The demo therefore creates:
- article embeddings, used for related articles
- chunk embeddings, used for Ask the Docs answers
Chunks are built from heading sections and grouped paragraphs. That preserves enough structure to show a useful answer snippet while keeping each vector focused on one topic.
Browser-time flow
When a user switches to “Ask the Docs” and submits a question:
- The browser lazily loads the transformer pipeline.
- The question is embedded locally in the browser.
- The query vector is compared to the precomputed chunk vectors.

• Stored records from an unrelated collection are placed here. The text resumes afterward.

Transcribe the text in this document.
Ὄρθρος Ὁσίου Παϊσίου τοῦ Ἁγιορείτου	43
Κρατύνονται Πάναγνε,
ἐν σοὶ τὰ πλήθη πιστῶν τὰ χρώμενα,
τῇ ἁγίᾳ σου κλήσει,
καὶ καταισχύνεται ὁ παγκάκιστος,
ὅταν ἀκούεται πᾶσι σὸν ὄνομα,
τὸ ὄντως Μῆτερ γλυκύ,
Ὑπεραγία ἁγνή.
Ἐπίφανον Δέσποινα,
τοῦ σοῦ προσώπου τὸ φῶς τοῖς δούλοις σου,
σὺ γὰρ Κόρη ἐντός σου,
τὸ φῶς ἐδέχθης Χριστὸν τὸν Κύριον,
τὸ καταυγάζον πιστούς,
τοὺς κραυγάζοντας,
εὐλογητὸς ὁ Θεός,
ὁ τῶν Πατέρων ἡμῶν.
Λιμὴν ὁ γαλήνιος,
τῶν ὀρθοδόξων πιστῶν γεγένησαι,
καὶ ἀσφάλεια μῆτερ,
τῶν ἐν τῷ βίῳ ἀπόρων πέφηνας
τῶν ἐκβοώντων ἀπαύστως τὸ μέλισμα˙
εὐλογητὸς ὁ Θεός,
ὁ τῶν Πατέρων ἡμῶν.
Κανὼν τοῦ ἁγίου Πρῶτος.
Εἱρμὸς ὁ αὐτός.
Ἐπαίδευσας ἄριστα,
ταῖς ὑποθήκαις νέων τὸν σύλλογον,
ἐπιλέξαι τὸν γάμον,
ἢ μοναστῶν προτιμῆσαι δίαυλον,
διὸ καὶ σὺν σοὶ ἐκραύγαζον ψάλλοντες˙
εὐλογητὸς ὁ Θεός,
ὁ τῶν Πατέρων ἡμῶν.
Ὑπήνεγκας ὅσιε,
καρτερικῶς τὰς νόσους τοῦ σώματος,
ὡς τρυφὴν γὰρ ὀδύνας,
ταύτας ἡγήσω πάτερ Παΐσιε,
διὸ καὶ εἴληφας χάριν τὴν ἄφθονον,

- The best-matching chunks are mapped back to documentation pages.
- The UI shows the chunk text as the answer preview.
Relevant source:
In the runtime code, look for:
embedSemanticQuery(...): runs the embedding model in the browsercreateSemanticRuntime(...): loads precomputed chunk vectors into aVectorFieldIndexgetSemanticQuestionResults(...): maps nearest chunk hits back to docsrenderAskResultsPage(...): renders the semantic matches
Running the model in the browser and in GitHub Actions
This demo intentionally uses the same model family in two places:
- at build time in Node.js to precompute embeddings for all docs
- in the browser to embed the user’s question on demand
That gives you a fully local semantic experience:
- the browser does not need a search backend
- the shipped vectors are already ready to query
- only the question embedding needs to be computed at interaction time
The CI workflow builds the demo on GitHub Actions:
During npm run build --workspace @querylight/demo, the demo-data build code runs, which means GitHub Actions can pre-calculate embeddings as part of the site build before deploying the static app.
Expected behavior
A lexical search for serialize index state and an Ask the Docs question like How do I build the index ahead of time and load it in the browser later? may both lead you to the same article, but they get there differently:
- lexical search depends on matching the actual terms
- Ask the Docs depends on semantic closeness between the question vector and the chunk vectors
That is why Ask the Docs can recover pages even when the wording is less exact.
Trade-offs
This design is simple and practical, but it is not magic:
- the first semantic query pays the cost of loading the model in the browser
- embeddings increase build time
- embeddings also increase the size of generated demo data
- semantic retrieval is approximate and should still be evaluated against real questions
For a documentation demo, those trade-offs are reasonable because the architecture stays fully static and easy to deploy.